Türkiye’nin iki nükleer güç olan Pakistan ve Hindistan arasındaki gerginliği azaltmak için acilen arabuluculuk yapması gerekiyor. Bu problem yakında çözülmezse tüm dünya, bölgesel barışı ve güvenliği tehdit eden bir anlaşmazlığa kapılacak. Türkiye’nin arabuluculuk teklifi ve elinde tuttuğu zeytin dalı Pakistan ve Hindistan tarafından kabul edilmelidir. Modi’nin bir sonraki adımı, 2015’te Myanmar’da ordunun Müslümanlara uyguladığı soykırım politikasının aynını Keşmir’de uygulamak olabilir.

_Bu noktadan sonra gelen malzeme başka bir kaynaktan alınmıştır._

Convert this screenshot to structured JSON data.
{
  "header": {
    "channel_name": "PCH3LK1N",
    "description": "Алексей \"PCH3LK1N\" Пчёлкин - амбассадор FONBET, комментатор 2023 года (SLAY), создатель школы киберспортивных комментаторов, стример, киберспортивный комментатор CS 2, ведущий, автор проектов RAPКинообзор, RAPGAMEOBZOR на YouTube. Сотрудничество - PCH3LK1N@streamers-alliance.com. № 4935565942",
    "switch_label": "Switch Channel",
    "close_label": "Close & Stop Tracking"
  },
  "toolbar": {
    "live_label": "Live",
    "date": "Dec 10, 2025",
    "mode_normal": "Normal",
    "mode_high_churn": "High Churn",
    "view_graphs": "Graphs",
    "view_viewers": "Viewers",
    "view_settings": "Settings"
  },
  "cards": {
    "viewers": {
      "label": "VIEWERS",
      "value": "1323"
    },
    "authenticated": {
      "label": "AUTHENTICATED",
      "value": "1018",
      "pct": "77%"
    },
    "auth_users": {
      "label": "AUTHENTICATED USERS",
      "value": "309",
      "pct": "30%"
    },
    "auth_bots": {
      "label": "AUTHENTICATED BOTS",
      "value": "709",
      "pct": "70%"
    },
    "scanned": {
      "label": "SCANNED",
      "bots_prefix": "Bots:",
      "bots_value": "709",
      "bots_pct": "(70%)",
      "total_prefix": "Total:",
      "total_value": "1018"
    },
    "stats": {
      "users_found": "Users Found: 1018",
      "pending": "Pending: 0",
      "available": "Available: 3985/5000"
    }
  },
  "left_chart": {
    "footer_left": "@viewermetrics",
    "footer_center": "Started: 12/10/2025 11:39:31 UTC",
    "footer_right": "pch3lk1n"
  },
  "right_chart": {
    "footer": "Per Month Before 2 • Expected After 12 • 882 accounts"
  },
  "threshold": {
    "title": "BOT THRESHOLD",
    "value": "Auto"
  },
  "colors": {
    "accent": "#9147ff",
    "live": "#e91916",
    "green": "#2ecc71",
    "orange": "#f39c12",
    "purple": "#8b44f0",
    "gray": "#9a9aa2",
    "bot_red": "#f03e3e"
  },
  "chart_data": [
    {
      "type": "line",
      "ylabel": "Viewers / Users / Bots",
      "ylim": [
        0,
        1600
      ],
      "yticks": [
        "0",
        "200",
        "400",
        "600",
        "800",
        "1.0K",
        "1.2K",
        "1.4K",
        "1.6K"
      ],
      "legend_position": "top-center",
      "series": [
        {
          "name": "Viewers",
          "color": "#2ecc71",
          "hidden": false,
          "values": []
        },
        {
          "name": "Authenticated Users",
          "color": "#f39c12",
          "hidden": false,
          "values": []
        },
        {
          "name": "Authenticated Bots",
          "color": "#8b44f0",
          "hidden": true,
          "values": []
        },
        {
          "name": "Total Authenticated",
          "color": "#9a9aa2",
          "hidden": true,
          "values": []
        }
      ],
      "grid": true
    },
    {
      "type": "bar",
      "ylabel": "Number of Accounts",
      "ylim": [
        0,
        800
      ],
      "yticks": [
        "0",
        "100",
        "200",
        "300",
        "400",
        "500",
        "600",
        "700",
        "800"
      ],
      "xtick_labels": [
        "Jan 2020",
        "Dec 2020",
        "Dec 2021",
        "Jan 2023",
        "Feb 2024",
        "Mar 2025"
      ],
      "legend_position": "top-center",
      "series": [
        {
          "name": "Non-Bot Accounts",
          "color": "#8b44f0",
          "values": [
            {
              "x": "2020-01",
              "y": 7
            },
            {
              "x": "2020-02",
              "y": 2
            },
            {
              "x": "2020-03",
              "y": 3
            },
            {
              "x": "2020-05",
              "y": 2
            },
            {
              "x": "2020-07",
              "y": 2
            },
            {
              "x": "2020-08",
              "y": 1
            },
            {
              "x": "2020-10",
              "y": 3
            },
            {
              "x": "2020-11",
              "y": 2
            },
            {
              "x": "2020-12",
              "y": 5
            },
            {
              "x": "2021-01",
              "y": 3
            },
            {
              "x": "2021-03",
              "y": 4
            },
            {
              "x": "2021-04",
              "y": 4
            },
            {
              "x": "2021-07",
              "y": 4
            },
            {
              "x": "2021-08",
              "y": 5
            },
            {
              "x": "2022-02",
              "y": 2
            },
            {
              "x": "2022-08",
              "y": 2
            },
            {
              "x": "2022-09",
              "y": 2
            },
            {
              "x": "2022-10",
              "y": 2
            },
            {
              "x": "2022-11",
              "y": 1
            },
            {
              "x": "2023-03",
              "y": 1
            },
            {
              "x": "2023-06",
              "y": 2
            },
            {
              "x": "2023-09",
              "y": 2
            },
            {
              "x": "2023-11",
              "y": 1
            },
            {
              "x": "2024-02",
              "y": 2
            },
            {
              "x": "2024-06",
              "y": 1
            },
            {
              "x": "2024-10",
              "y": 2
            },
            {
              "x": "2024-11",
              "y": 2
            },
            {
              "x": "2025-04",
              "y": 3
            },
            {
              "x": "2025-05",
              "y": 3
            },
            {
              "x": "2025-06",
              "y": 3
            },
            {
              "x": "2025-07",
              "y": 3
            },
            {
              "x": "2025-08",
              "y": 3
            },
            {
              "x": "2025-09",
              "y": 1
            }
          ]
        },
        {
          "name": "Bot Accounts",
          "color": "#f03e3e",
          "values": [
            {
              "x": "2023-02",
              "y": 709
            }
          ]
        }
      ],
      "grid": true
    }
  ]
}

Çoğu zaman unutulmuş Filistin olarak bilinen Keşmir halkı, geleceği konusunda endişeli. Hindistan’ın 70 yıldan fazla süredir kendine has yasası ile yönetilen Cammu Keşmir’e özel statü sağlayan 370. maddeyi kaldırmak için verdiği kanun teklifi bu açıdan önem arz ediyor. Bununla birlikte 1947’deki bölünmeden bu yana Hindistan ve Pakistan, ikisi Keşmir’de olmak üzere 1948, 1965 ve 1971’de üç kez savaştı. Keşmirlilerin düzenli olarak Hint yönetiminden bağımsızlık çağrısı ve komşu Pakistanlı kardeşleriyle birleşme çağrısına rağmen, Hindistan Başbakanı Narendra Modi’nin bu son hamlesi tehlikeli bir kıvılcım…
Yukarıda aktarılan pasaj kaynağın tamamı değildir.